Se c’è un problema che Piero Zuccaro tenta costantemente di risolvere nella sua pittura è il continuo superamento del centro, l’ostinato volgersi della mano verso un nucleo pittorico che frena l’immagine entro il perimetro quasi; prestabilito. Un problema forse, o ancor di più un’esigenza avvertita dall’artista che soffre dell’idea di “dover” completare il quadro. La contrapposizione si condensa nell’accumulo di materia, nel movimento centripeto che tende ad ammassare le pennellate, i colori, i tratti e le idee in uno spazio carico di energia, stracolmo, che tende inesorabilmente all’asplosione, al distacco, alla conquista di un territorio altro. é una pittura sofferta, raggrumata, che tradisce una sovrabbondanza di emozioni e suggestioni che sono ancora tutte legate alla natura, ai paesaggi, ai fiori, ai giardini. Pietro Zuccaro frequenta l’Istituto d’arte e poi l’Accademia di Belle Arti di Catania, ma in definitiva ciò che ritiene più significativa per il suo percorso pittorico è l’esperienza nella scuola di danza di Donatella Capraro. La costanza, l’impegno severo nelle prove, l’assiduo provare e riprovare gli stessi movimenti sono i principi che Zuccaro ha trasferito nel suo fare arte. Non ama passare da un tema ad un altro e si ostina a ripercorrere le stesse atmosfere per raggiungere il massimo di identificazione e di analisi.

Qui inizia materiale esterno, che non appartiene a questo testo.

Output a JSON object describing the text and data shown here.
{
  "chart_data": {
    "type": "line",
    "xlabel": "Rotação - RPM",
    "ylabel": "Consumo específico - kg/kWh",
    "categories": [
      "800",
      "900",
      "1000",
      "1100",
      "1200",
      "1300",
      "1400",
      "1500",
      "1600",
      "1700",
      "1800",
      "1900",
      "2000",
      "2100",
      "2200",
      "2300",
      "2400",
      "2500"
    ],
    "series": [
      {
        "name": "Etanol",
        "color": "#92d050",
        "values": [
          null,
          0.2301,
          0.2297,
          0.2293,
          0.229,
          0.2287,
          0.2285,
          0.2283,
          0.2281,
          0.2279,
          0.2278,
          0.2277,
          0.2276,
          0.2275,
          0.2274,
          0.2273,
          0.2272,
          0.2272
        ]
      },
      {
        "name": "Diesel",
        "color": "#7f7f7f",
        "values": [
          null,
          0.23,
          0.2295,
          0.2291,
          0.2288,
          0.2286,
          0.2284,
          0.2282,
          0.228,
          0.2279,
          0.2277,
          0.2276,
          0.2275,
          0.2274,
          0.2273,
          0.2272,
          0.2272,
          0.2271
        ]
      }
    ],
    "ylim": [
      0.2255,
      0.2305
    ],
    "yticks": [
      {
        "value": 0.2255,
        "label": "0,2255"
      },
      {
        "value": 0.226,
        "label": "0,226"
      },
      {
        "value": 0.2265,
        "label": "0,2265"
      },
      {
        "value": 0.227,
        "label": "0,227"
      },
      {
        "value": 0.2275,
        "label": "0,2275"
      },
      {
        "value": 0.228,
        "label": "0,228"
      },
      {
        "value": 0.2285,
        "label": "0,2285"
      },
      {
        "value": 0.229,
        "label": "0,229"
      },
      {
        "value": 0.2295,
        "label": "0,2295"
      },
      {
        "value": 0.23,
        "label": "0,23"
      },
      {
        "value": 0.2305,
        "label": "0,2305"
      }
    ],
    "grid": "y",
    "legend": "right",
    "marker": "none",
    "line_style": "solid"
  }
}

Morlotti e Forgioli sono i suoi maestri, e Sarnari che lo ha seguito durante gli anni passati in Accademia e dopo. Le citazioni di Zuccaro sono evidentissime:  di Morlotti ama quell’informale nascente che si esprime più direttamente nelle opere della seconda metà degli anni cinquanta, soprattutto in quei paesaggi nei quali più chiaramente si attuava il dissolvimento della figura nelle trame spesse del colore.

Di Forgioli, il giovane Zuccaro tenta le tonalità più delicate, quelle che lui stesso definisce “mentali”: i rosa, i violetti, i verdi smeraldo il giallo ocra sono i colori delle sensazioni rispetto a un paesaggio o ad un fiore. Sono i colori che mirano all’astrazione del dato più puramente naturalistico per approdare al paesaggio in cui albergano i dati sensoriali dello sguardo, dell’olfatto, dell’udito. E la natura si commenta da se, non nel silenzio di un’atmosfera rarefatta, ma nel caos delle pulsioni che suscita ed alimenta.